AI is playing a central role in aiding and speeding-up the search for treatments and a cure to the COVID-19 pandemic. The intensified energy/focus placed on AI these days (and coming months) is likely to have an interesting and positive reverberating effect. We can expect this to further accelerate and deepen AI’s propagation and implementation across many sectors, not just health care.

Concomitantly with this trend we are likely to find an intensified reliance emerge on ensuring AI applications contain prime operational qualities: That they are safe and efficient. (We can parse out the “safe” and “efficient” prime qualities into various sub-qualities. For example, “certified for operation” — as discussed in the Role of Explainable AI post — would belong to the safe prime quality and “accurate” or “perfect information” to the efficient quality.) With this intensified reliance we will find that it’s important to have effective tools that mitigate against the erosion risk of the safe and efficient prime qualities.

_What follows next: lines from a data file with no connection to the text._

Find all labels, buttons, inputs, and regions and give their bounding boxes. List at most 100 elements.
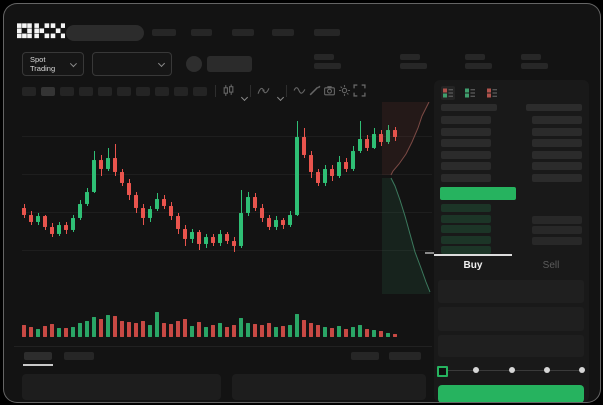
candlestick-chart[interactable] xyxy=(4,4,434,344)
fullscreen-icon[interactable] xyxy=(353,84,366,97)
tab-buy[interactable]: Buy xyxy=(463,260,483,271)
volume-bar xyxy=(393,334,397,337)
orderbook-last-price[interactable] xyxy=(440,187,516,200)
volume-bar xyxy=(169,324,173,337)
book-combined-icon[interactable] xyxy=(441,86,455,100)
order-form-input[interactable] xyxy=(438,280,584,303)
slider-stop[interactable] xyxy=(473,367,480,373)
timeframe-button[interactable] xyxy=(41,87,55,96)
volume-bar xyxy=(386,333,390,337)
orderbook-ask-amount-bar xyxy=(532,128,582,136)
slider-stop[interactable] xyxy=(543,367,550,373)
orderbook-bid-price-bar[interactable] xyxy=(441,225,491,233)
candle-body xyxy=(22,207,26,215)
wave-tool-icon[interactable] xyxy=(293,84,306,97)
candle-body xyxy=(36,216,40,222)
bottom-tab[interactable] xyxy=(64,352,94,360)
book-bids-icon[interactable] xyxy=(463,86,477,100)
volume-bar xyxy=(379,330,383,337)
candle-body xyxy=(155,198,159,210)
candle-body xyxy=(337,161,341,176)
candle-body xyxy=(78,204,82,219)
bottom-mini-action[interactable] xyxy=(351,352,379,360)
candle-body xyxy=(330,168,334,176)
volume-bar xyxy=(372,329,376,337)
candle-body xyxy=(99,160,103,169)
volume-bar xyxy=(78,322,82,337)
book-asks-icon[interactable] xyxy=(485,86,499,100)
volume-bar xyxy=(197,321,201,337)
candle-body xyxy=(267,218,271,227)
candle-body xyxy=(239,212,243,247)
candle-body xyxy=(57,225,61,234)
candle-wick xyxy=(359,121,361,153)
pair-price-placeholder xyxy=(207,56,252,72)
timeframe-button[interactable] xyxy=(22,87,36,96)
search-input[interactable] xyxy=(66,25,144,41)
indicators-icon[interactable] xyxy=(257,84,270,97)
candle-body xyxy=(85,191,89,204)
orderbook-bid-price-bar[interactable] xyxy=(441,246,491,254)
orderbook-bid-price-bar[interactable] xyxy=(441,215,491,223)
timeframe-button[interactable] xyxy=(193,87,207,96)
timeframe-button[interactable] xyxy=(174,87,188,96)
nav-item[interactable] xyxy=(314,29,340,36)
chart-style-icon[interactable] xyxy=(222,84,235,97)
timeframe-button[interactable] xyxy=(117,87,131,96)
timeframe-button[interactable] xyxy=(136,87,150,96)
candle-body xyxy=(169,205,173,217)
nav-item[interactable] xyxy=(152,29,176,36)
okx-logo xyxy=(17,23,65,39)
slider-stop[interactable] xyxy=(579,367,585,373)
timeframe-button[interactable] xyxy=(98,87,112,96)
toolbar-divider xyxy=(215,85,216,97)
orderbook-ask-price-bar[interactable] xyxy=(441,116,491,124)
depth-bids-area xyxy=(382,178,430,294)
stat-value-placeholder xyxy=(400,63,427,69)
camera-icon[interactable] xyxy=(323,84,336,97)
candle-body xyxy=(148,209,152,219)
tab-sell[interactable]: Sell xyxy=(542,260,560,271)
volume-bar xyxy=(120,320,124,337)
bottom-mini-action[interactable] xyxy=(389,352,421,360)
volume-bar xyxy=(43,326,47,337)
slider-stop[interactable] xyxy=(508,367,515,373)
order-form-input[interactable] xyxy=(438,307,584,331)
orderbook-ask-price-bar[interactable] xyxy=(441,139,491,147)
buy-submit-button[interactable] xyxy=(438,385,584,402)
candle-body xyxy=(274,219,278,227)
candle-body xyxy=(260,207,264,219)
timeframe-button[interactable] xyxy=(155,87,169,96)
depth-asks-line xyxy=(390,102,430,176)
order-form-input[interactable] xyxy=(438,335,584,357)
orderbook-ask-price-bar[interactable] xyxy=(441,151,491,159)
orderbook-ask-price-bar[interactable] xyxy=(441,162,491,170)
volume-bar xyxy=(106,314,110,337)
settings-icon[interactable] xyxy=(338,84,351,97)
orderbook-ask-price-bar[interactable] xyxy=(441,128,491,136)
orderbook-bid-price-bar[interactable] xyxy=(441,204,491,212)
nav-item[interactable] xyxy=(272,29,294,36)
orderbook-ask-amount-bar xyxy=(532,162,582,170)
candle-body xyxy=(225,233,229,241)
volume-bar xyxy=(358,325,362,337)
orderbook-bid-price-bar[interactable] xyxy=(441,236,491,244)
nav-item[interactable] xyxy=(191,29,212,36)
timeframe-button[interactable] xyxy=(79,87,93,96)
orderbook-ask-amount-bar xyxy=(532,139,582,147)
draw-tool-icon[interactable] xyxy=(308,84,321,97)
volume-bar xyxy=(316,325,320,337)
volume-bar xyxy=(162,322,166,337)
volume-bar xyxy=(267,323,271,337)
orderbook-ask-price-bar[interactable] xyxy=(441,174,491,182)
pair-dropdown[interactable] xyxy=(92,52,172,76)
nav-item[interactable] xyxy=(232,29,254,36)
bottom-tab-active[interactable] xyxy=(24,352,52,360)
timeframe-button[interactable] xyxy=(60,87,74,96)
candle-body xyxy=(183,228,187,240)
slider-handle[interactable] xyxy=(436,365,448,377)
candle-body xyxy=(71,218,75,231)
market-type-dropdown[interactable]: Spot Trading xyxy=(22,52,84,76)
volume-bar xyxy=(232,324,236,337)
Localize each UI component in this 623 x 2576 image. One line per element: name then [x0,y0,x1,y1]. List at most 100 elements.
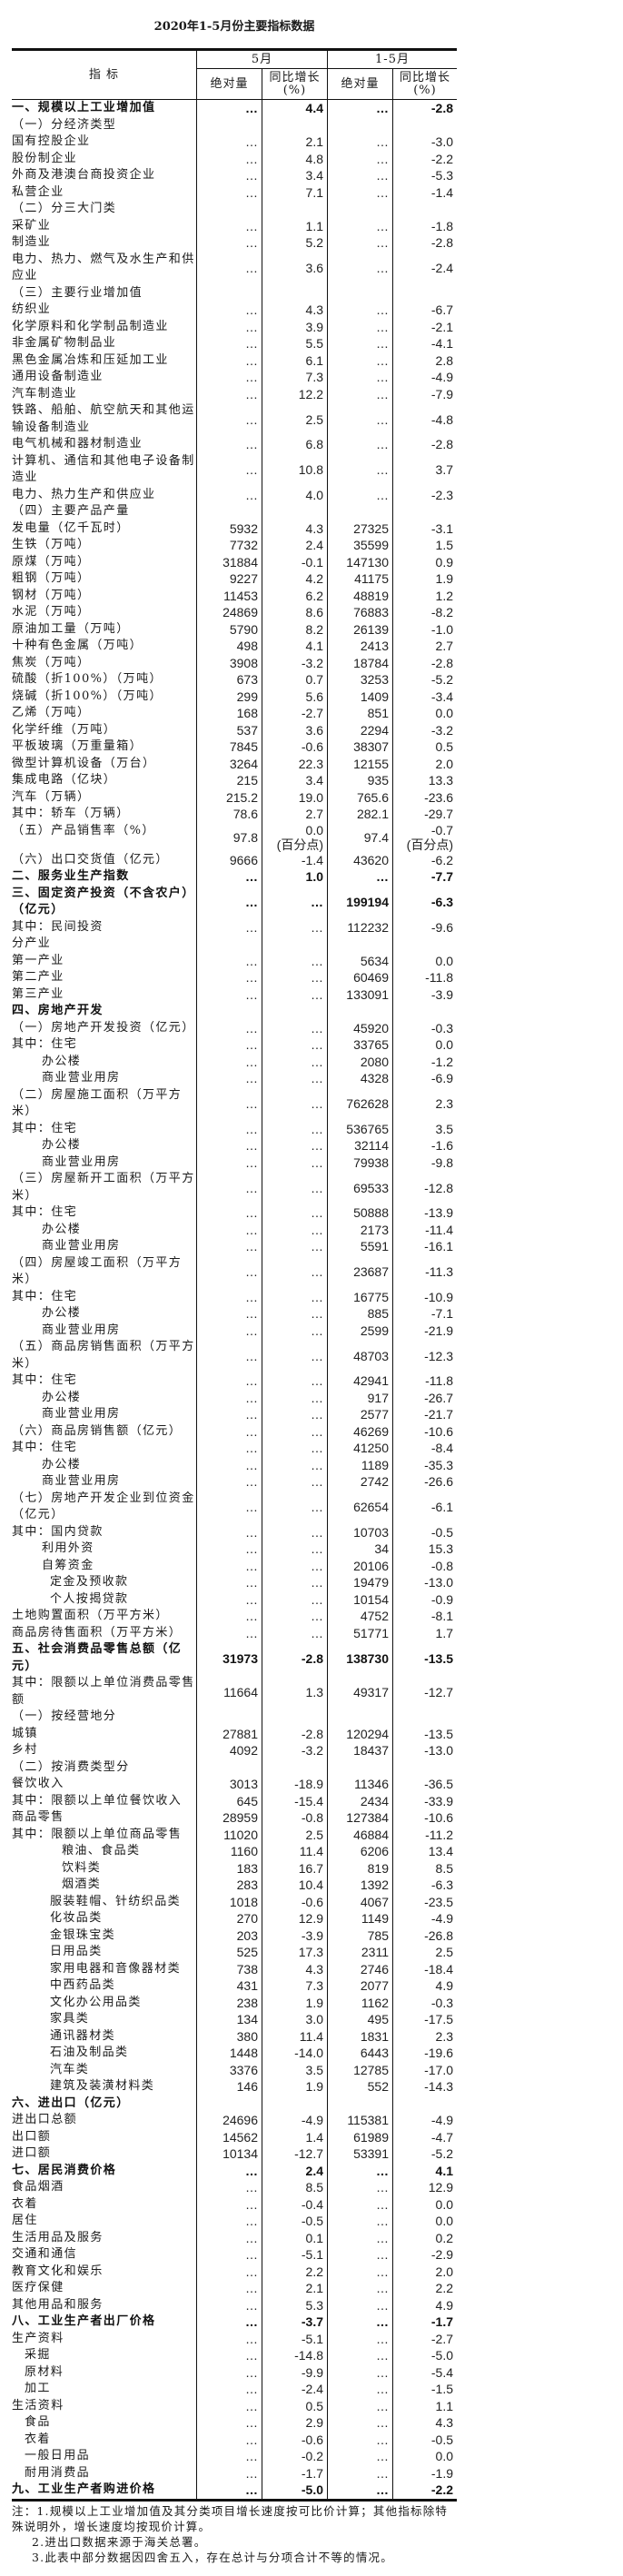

The level of reliance on the safe and efficient prime qualities will fluctuate depending on what the AI application is used for and the reasonably foreseeable collateral effects it has that will need to be dealt with. Used in settings that are, for example, prone to snag on privacy concerns, may require, as a condition precedent to deployment, the hard coding of algorithmic acceptable behavior. One such AI application could be, for example, population screening. The individual-level impact of decisions arrived through reliance on these types of AI applications can be expected to have significant collateral effects on the individual and the greater community. Absent ensuring that the safe and efficient prime qualities are properly accounted for prior to deployment (in the algorithmic design and contractual obligations), the potential for harm is ineffectively and incompletely abated, rendering their erosion inevitable.

***Post Script***

September 21, 2021: iOS 15.1 beta was introduced today. And with it, iPhone users can upload their COVID-19 vaccination status to the Health app and it will generate a vaccination card in Apple Wallet. This card can then be shown at venues that require proof of vaccination before allowing access. Before I go any further, it is important to note that Apple has, relatively speaking, a stellar privacy record. There is no other company that has so publicly and so practically (in terms of its technology) devoted itself to the championship of privacy. But with that being said, it is important to keep in mind that Apple will likely have hundreds of millions of vaccination records at its disposal. And even if Apple was not interested in leveraging this data, and I believe it would not, it is impossible to ignore how attractive this information could be for hackers. Now, the Health app is not AI, but AI might be used to leverage this data indirectly. For example, tracking how many people used their Health app to gain admittance to a certain venue and then using AI to extrapolate and provide value-add observations/predictions that would undoubtedly amount to a violation of privacy under CCPA, GDPR and other similar regimes.